Donald Trump and son-in-law Jared Kushner (File)

Overruling the concerns of intelligence officials and the White House’s top lawyer, Donald Trump demanded that his Chief of Staff give his son-in-law Jared Kushner a top-secret security clearance in May 2018.

“Four people briefed on the matter” said senior Administration officials were so troubled that the White House Chief of Staff, John Kelly, wrote an internal memorandum that he had been “ordered” to grant the clearance, despite worries that Kushner was compromised by foreign powers because of his financial affairs.

White House Counsel Don McGahn set out concerns, including from the CIA, in an internal memorandum. McGahn said he recommended that Kushner not be given the clearance.

In May 2018, the White House Counsel’s office, led by McGahn, issued its recommendation to Trump. But the next day, Trump ordered Kelly to grant the clearance.
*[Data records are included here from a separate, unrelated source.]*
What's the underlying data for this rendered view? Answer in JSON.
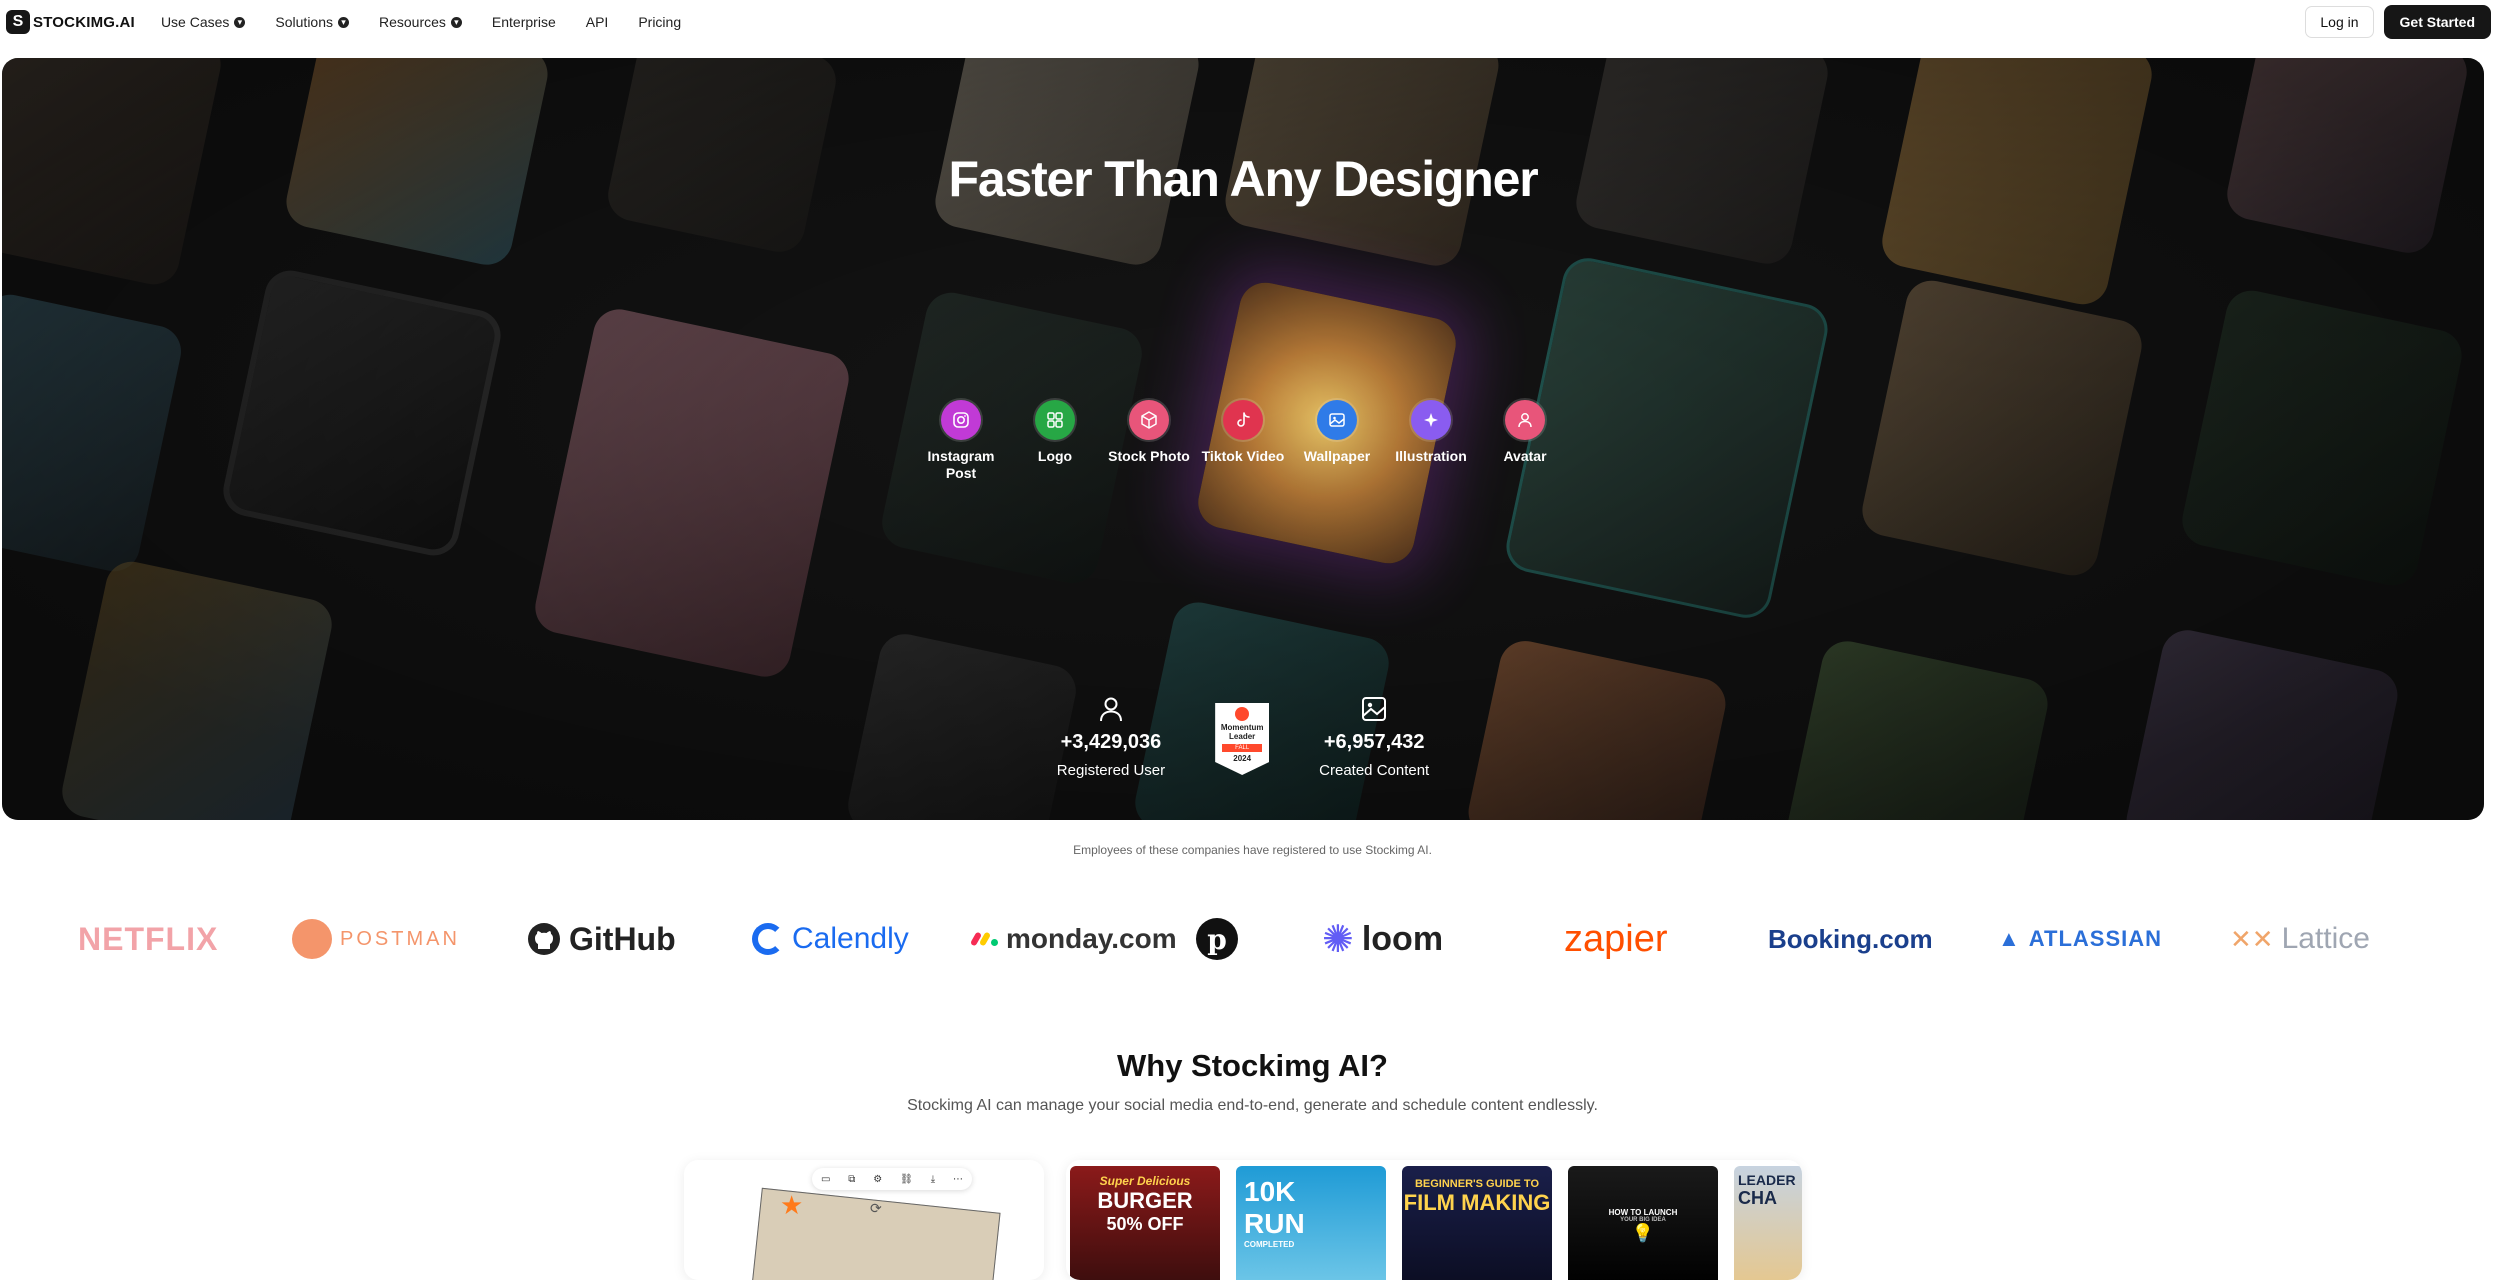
{
  "nav": {
    "logo_text": "STOCKIMG.AI",
    "logo_mark": "S",
    "items": [
      {
        "label": "Use Cases",
        "has_dropdown": true
      },
      {
        "label": "Solutions",
        "has_dropdown": true
      },
      {
        "label": "Resources",
        "has_dropdown": true
      },
      {
        "label": "Enterprise",
        "has_dropdown": false
      },
      {
        "label": "API",
        "has_dropdown": false
      },
      {
        "label": "Pricing",
        "has_dropdown": false
      }
    ],
    "login_label": "Log in",
    "cta_label": "Get Started"
  },
  "hero": {
    "title": "Faster Than Any Designer",
    "categories": [
      {
        "label": "Instagram Post",
        "icon": "instagram-icon",
        "color": "#c13ad6"
      },
      {
        "label": "Logo",
        "icon": "grid-icon",
        "color": "#27a745"
      },
      {
        "label": "Stock Photo",
        "icon": "box-icon",
        "color": "#e8557a"
      },
      {
        "label": "Tiktok Video",
        "icon": "tiktok-icon",
        "color": "#e0344f"
      },
      {
        "label": "Wallpaper",
        "icon": "image-icon",
        "color": "#2f7be8"
      },
      {
        "label": "Illustration",
        "icon": "sparkle-icon",
        "color": "#8a5cf0"
      },
      {
        "label": "Avatar",
        "icon": "user-icon",
        "color": "#e8557a"
      }
    ],
    "stats": {
      "users_value": "+3,429,036",
      "users_label": "Registered User",
      "content_value": "+6,957,432",
      "content_label": "Created Content",
      "badge_text": "Momentum Leader",
      "badge_season": "FALL",
      "badge_year": "2024"
    }
  },
  "companies": {
    "note": "Employees of these companies have registered to use Stockimg AI.",
    "logos": [
      "NETFLIX",
      "POSTMAN",
      "GitHub",
      "Calendly",
      "monday.com",
      "loom",
      "zapier",
      "Booking.com",
      "ATLASSIAN",
      "Lattice"
    ]
  },
  "why": {
    "title": "Why Stockimg AI?",
    "subtitle": "Stockimg AI can manage your social media end-to-end, generate and schedule content endlessly.",
    "thumbs": [
      {
        "line1": "Super Delicious",
        "line2": "BURGER",
        "line3": "50% OFF"
      },
      {
        "line1": "10K",
        "line2": "RUN",
        "line3": "COMPLETED"
      },
      {
        "line1": "BEGINNER'S GUIDE TO",
        "line2": "FILM MAKING",
        "line3": ""
      },
      {
        "line1": "HOW TO LAUNCH",
        "line2": "YOUR BIG IDEA",
        "line3": ""
      },
      {
        "line1": "LEADER",
        "line2": "CHA",
        "line3": ""
      }
    ]
  }
}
Trump said in a January interview that he had no role in the clearance process. Kushner’s lawyer Abbe Lowell said at the time that his client went through a standard process, and Kushner’s wife Ivanka Trump echoed this three weeks ago.

Concerns Over Finances and Contacts

When Kushner became a senior White House advisor in 2017, he was only given a temporary, interim clearance, and the higher-level designation was held up.

In his application for a security clearance, Kushner failed to disclose many of his financial interests and meetings with foreign officials. Among these were a June 2016 meeting with three Kremlin-linked envoys and contact with Russian Ambassador Sergey Kislyak. In December 2016, Kushner — seeking loans for a $1.9 billion mortgage payment on a Manhattan high-rise building — met the head of the Russian State-owned bank Vnesheconombank.

Kushner later amended his declarations, saying he inadvertently omitted the entries.

Despite the agency concerns, Kushner was soon named Trump’s envoy for the Middle East and the point man for face-to-face contact with leaders such as Saudi Crown Prince Mohammed bin Salman, with whom Kushner has built a close relationship.

Meanwhile, US intelligence agencies said foreign governments such as China, Saudi Arabia, and the UAE had described how they could manipulate Kushner for leverage on US foreign policy.

During a review of security clearances in February 2018, Kushner’s was downgraded from interim top secret to secret, limiting his access to classified information. Kushner and Ivanka Trump told friends and advisors that Kelly and McGahn were targeting them for petty reasons.

The two complained to Donald Trump, who turned to aides and asked, “Why isn’t this getting done?” On at least one occasion, Trump asked another senior official if the person could sort out the issue. The official said no.

Ironically, Kushner has been in the Middle East this week, purportedly discussing an Israel-Palestine “peace plan” which has never taken shape. Among his meetings is one with Mohammed bin Salman.